10.2 The customer may only reproduce, revise and translate the software to the extent permitted by law (Sections 69a et seq. of the German Copyright Act). The customer undertakes not to remove manufacturer's details - in particular copyright notices - or to change them without our prior express consent.

10.3 All other rights to the software and the documentation, including copies, shall remain with us or the software supplier. The granting of sublicenses is not permitted.

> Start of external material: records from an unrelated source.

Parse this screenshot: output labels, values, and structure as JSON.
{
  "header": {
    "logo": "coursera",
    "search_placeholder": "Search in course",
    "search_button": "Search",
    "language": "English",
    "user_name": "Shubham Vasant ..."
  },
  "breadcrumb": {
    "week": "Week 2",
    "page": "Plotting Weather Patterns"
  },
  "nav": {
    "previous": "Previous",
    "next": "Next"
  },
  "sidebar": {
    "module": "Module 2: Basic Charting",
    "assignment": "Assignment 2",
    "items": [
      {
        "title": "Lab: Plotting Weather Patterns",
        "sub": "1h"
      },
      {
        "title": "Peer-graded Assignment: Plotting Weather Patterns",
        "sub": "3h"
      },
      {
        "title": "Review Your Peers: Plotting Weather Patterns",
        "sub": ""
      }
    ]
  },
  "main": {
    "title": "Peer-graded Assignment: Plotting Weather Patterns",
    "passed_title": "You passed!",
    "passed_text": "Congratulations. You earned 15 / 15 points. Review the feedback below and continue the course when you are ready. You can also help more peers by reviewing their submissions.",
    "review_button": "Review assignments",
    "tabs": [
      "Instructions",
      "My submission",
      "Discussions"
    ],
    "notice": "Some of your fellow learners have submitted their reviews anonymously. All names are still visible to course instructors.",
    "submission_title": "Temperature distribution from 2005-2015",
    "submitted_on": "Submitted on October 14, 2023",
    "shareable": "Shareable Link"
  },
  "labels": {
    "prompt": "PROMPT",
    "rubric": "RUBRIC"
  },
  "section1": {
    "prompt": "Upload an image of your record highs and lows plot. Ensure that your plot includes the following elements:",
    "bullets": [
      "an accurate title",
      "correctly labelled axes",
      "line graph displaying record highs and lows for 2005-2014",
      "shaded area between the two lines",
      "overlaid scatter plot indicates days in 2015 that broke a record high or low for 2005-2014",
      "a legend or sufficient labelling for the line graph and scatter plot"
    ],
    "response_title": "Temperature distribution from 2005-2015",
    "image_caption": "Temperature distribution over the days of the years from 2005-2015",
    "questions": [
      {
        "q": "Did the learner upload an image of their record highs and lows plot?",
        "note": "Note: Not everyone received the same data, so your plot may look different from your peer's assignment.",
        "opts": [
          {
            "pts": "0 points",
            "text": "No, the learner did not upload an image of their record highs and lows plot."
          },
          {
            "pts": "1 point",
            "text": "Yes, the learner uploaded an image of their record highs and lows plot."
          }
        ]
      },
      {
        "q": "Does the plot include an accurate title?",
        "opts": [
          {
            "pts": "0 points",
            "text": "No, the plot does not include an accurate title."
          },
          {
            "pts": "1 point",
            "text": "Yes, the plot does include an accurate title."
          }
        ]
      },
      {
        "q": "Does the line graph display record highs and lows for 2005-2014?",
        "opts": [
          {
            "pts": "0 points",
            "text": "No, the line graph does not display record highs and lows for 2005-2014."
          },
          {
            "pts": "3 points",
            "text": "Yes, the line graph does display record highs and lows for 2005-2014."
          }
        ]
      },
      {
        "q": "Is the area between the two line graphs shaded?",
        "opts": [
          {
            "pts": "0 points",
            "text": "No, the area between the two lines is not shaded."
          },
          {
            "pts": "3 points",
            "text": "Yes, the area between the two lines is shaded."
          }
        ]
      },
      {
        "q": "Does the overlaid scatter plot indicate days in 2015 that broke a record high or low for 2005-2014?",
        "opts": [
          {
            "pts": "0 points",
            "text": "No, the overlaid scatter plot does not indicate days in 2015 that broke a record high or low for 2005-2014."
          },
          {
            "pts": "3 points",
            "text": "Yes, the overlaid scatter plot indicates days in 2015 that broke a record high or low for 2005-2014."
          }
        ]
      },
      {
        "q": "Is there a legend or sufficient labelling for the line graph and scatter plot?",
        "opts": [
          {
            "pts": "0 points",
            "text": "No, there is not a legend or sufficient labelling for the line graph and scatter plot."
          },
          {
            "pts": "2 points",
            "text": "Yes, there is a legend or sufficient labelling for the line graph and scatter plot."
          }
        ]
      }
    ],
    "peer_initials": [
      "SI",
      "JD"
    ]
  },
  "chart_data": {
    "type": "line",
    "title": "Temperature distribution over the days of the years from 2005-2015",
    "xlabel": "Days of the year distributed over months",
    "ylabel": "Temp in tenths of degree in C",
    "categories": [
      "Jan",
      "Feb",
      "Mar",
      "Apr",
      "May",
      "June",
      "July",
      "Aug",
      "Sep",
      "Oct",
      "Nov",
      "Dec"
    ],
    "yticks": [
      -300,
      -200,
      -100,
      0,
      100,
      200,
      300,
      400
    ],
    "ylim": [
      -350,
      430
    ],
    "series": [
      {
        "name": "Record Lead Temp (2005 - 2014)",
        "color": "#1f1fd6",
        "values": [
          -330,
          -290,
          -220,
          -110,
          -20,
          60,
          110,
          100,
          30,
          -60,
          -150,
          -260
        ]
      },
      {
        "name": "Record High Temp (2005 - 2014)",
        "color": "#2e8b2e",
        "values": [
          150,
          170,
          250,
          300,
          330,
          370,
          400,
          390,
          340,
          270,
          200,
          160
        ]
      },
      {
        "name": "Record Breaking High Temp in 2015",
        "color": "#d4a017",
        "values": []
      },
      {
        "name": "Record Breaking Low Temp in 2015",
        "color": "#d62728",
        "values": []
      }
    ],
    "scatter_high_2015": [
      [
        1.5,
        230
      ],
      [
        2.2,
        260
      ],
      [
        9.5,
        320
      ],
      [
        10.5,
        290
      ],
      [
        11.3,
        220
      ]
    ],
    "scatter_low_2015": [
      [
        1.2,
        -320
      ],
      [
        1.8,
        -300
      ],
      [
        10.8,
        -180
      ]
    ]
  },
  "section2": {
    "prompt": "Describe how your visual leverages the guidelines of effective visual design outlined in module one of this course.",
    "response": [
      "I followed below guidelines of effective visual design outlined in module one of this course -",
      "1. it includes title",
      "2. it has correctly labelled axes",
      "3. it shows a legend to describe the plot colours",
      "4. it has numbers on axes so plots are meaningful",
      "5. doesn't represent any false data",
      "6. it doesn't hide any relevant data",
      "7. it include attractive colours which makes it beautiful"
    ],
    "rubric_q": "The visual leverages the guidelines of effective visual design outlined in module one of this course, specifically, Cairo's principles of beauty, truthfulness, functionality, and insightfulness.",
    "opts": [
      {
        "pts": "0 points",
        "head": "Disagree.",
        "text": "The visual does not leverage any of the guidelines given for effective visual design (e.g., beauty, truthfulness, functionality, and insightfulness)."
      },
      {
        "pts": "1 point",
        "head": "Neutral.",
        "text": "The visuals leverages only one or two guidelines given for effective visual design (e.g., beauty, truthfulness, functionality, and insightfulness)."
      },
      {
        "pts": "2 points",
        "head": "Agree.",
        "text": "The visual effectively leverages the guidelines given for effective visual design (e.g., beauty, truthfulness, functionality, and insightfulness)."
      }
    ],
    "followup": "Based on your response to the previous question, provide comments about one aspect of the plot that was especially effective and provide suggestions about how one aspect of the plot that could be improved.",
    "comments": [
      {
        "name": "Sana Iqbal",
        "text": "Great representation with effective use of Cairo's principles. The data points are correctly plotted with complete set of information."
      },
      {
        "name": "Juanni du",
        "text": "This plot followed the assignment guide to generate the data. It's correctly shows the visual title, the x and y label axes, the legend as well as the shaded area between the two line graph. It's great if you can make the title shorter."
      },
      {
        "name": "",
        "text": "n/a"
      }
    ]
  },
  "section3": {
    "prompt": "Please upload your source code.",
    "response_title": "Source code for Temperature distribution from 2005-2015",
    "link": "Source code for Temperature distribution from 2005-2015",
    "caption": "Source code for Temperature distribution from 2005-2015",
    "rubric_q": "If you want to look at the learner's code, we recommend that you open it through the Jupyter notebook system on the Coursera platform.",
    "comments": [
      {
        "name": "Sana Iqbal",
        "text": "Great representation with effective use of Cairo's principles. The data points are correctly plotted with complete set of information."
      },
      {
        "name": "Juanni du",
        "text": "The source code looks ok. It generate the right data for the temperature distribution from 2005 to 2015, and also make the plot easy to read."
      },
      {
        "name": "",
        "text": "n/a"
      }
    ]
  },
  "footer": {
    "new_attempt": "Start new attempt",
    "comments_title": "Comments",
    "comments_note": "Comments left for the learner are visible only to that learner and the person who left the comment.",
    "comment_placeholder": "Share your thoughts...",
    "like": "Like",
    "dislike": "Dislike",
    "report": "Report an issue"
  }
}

10.4 Unless otherwise stated below, further claims by the customer, regardless of the legal grounds, are excluded, unless the damage was caused by intent. We are therefore not liable for damages that have not occurred to the goods themselves, such as loss of profit, loss of savings or other financial losses of the customer. Insofar as the seller's liability is excluded or limited, this shall also apply to the personal liability of our employees, representatives and vicarious agents.

10.5 We would like to point out that it is not possible to rule out errors in the software under all application conditions and combinations according to the state of the art. The object of the delivery is therefore only software that is basically usable in the sense of the product description and on the basis of the operating instructions. Otherwise, no guarantee is given that the software and its data structures are free of errors. Should the software or the hardware equipped with it nevertheless be faulty, the customer may demand a replacement delivery / subsequent performance during the warranty period of one year from delivery. For this purpose, he must return to us any hardware delivered to him and any associated data carriers together with backup copies. The customer must take suitable measures to ensure that damage does not occur or is kept within limits. The customer is responsible for the type and scope of the data backups and releases us from liability for any loss of data.

11 Place of jurisdiction, applicable law, severability clause

11.1 If the customer is a merchant, a legal entity under public law or a special fund under public law, the place of jurisdiction shall be Efringen-Kirchen.

11.2 German law shall apply to all rights and obligations arising from the contract concluded with us. The UN Convention on Contracts for the International Sale of Goods (CISG) is expressly excluded.

11.3 Should a provision of this agreement be wholly or partially invalid or lose its legal validity at a later date, this shall not affect the validity of the remaining provisions. The invalid provision shall be replaced by the statutory provisions.